Discerning between different 'Oumuamua models by optical and infrared observations

TL;DR

This paper explores how combined optical and infrared observations can differentiate between various models of 'Oumuamua by analyzing their thermal properties and signals.

Contribution

It introduces a method to distinguish between different 'Oumuamua models using thermal and infrared observations based on their material properties.

Findings

Infrared signals vary significantly across models.

Thermal properties can help identify 'Oumuamua's composition.

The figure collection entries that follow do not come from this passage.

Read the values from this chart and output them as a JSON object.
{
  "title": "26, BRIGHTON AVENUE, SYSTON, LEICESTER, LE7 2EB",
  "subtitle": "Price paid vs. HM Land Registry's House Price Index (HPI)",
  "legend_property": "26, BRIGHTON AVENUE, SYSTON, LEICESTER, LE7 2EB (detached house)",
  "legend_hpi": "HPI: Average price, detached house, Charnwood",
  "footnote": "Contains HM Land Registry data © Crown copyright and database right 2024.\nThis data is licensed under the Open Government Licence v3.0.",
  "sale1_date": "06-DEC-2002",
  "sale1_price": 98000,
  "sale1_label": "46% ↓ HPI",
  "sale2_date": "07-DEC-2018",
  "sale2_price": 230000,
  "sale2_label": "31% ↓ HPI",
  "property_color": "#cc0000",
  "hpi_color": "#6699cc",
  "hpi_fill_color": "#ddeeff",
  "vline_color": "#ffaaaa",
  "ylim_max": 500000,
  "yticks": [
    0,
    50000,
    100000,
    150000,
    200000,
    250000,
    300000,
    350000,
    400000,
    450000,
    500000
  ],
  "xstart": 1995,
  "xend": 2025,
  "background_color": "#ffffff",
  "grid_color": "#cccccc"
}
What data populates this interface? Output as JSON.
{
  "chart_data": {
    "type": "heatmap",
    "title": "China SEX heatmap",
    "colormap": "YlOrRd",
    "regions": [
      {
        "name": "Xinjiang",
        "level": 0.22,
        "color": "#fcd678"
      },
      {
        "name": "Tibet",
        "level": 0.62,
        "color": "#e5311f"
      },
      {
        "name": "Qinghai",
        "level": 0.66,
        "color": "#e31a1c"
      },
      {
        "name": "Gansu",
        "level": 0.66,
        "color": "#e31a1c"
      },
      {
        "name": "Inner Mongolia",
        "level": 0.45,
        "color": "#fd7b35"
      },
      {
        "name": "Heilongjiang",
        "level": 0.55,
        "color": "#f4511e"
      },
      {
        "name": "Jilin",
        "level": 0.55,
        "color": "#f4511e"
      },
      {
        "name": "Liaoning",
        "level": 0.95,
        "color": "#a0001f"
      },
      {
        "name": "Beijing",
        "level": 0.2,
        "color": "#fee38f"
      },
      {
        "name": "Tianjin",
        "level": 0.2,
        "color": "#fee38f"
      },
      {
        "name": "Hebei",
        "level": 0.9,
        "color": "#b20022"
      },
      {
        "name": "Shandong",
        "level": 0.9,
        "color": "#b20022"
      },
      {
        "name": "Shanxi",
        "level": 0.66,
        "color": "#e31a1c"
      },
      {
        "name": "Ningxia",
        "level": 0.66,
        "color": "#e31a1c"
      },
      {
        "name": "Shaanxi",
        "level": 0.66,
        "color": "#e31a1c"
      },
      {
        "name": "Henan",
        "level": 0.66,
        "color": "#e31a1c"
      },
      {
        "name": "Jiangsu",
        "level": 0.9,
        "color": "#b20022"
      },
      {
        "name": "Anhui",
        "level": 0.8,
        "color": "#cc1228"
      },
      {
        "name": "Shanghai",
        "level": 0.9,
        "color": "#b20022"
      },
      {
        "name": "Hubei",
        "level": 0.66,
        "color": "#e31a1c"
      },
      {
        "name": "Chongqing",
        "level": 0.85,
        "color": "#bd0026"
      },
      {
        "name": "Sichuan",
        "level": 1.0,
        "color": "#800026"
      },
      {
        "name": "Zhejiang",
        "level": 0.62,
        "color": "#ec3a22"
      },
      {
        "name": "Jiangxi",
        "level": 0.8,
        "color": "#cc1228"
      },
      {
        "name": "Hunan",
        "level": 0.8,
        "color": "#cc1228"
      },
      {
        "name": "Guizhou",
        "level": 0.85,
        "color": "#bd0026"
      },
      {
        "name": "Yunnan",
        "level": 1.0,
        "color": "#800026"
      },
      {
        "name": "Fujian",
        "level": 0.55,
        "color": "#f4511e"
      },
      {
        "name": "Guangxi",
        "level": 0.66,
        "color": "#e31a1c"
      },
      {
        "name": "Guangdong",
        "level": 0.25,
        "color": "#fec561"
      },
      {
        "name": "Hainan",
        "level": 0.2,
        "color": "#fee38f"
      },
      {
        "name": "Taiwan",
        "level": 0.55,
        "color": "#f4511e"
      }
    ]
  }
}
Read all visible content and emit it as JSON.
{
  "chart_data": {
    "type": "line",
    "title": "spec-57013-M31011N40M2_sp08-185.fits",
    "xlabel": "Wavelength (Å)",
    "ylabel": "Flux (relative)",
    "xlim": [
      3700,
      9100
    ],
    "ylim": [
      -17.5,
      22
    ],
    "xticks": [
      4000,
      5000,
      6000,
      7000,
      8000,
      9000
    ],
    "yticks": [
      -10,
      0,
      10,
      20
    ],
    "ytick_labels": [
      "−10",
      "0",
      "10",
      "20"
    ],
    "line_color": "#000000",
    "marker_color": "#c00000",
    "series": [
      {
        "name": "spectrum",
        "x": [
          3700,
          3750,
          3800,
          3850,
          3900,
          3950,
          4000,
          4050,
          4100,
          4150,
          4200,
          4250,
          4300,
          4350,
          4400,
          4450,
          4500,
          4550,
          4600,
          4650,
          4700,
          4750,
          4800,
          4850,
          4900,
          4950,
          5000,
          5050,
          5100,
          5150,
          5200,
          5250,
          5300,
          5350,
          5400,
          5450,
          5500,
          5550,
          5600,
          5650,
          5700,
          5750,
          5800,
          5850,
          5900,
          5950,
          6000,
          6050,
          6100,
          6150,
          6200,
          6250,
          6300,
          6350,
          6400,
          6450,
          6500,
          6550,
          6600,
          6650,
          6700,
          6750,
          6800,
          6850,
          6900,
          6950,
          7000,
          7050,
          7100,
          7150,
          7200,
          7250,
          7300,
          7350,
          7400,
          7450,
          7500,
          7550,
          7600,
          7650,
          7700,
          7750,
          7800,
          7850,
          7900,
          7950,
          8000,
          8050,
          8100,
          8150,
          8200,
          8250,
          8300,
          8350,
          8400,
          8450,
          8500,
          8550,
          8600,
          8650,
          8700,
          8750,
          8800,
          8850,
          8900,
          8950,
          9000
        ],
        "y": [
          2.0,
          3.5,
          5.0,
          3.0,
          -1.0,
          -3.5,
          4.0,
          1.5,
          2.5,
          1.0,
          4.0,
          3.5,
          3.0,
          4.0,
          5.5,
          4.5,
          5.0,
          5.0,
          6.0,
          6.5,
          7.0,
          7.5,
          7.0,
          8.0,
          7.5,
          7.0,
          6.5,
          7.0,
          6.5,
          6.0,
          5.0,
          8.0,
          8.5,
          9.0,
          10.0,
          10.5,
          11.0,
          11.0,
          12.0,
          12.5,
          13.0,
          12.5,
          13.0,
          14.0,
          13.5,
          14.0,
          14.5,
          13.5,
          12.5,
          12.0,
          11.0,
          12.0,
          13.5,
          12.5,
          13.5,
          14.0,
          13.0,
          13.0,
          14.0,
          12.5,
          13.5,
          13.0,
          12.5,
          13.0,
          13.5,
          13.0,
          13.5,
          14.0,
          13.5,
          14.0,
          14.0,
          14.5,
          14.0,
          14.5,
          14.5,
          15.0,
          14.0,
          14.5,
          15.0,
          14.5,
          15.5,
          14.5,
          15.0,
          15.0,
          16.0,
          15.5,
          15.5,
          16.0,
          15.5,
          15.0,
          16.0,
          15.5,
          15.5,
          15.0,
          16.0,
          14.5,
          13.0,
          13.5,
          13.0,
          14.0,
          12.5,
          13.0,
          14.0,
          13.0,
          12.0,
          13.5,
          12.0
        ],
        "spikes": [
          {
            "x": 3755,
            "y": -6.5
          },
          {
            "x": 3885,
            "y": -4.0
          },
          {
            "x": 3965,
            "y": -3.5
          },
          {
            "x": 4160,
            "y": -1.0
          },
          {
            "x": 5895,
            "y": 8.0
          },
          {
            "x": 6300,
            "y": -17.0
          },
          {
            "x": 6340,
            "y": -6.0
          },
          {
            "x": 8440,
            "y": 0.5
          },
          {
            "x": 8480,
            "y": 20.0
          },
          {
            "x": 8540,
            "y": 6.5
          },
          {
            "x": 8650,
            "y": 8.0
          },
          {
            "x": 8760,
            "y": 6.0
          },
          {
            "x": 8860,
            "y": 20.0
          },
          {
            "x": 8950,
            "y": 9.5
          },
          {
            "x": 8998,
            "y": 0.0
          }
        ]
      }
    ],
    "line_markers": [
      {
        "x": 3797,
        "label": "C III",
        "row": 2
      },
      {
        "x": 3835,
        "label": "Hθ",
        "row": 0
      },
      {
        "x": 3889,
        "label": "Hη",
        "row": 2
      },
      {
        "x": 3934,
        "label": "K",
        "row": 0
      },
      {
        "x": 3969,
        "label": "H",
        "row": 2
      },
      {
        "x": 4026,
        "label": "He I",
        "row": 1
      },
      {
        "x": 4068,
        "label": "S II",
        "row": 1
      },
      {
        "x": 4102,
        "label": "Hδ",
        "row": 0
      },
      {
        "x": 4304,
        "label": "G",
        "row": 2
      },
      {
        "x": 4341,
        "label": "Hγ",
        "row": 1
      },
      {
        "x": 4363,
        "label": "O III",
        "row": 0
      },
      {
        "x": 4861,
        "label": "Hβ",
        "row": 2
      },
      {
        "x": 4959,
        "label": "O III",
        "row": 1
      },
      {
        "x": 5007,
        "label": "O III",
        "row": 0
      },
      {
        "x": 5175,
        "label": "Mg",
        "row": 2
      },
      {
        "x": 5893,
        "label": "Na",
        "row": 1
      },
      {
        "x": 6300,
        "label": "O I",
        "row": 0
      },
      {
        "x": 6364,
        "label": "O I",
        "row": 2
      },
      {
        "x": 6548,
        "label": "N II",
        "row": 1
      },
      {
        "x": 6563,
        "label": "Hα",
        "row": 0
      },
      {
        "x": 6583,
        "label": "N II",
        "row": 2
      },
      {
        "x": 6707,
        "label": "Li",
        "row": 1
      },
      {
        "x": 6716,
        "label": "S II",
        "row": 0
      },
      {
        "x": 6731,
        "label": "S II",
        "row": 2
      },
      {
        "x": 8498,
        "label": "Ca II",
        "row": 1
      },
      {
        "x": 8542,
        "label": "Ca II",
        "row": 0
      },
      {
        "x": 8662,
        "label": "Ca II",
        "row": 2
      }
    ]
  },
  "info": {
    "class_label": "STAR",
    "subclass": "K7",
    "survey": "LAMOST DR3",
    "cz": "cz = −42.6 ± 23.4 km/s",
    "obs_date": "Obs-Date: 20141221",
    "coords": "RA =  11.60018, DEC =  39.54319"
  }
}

Fractal models predict distinct infrared signatures.

Abstract

The first interstellar object to be observed in our solar system 1I/2017 U1 'Oumuamua combines the lack of observable cometary activity with an extra-gravitational acceleration. This has given rise to several mutually exclusive explanations based on different assumptions in the material composition of 'Oumuamua. We show how a combination of observations in the infrared and optical spectra may serve to distinguish between these explanations once another object with 'Omuamua-like properties comes close enough to earth. This possibility is linked to the widely different thermal properties of the different material models that have been proposed. Developing a model for the thermal conduction and infrared signal from a fractal model we compare predictions of the infrared signal with that from standard thermal models that assume 'Oumuamua to be either a solid piece of rock/ice or a thin sheet.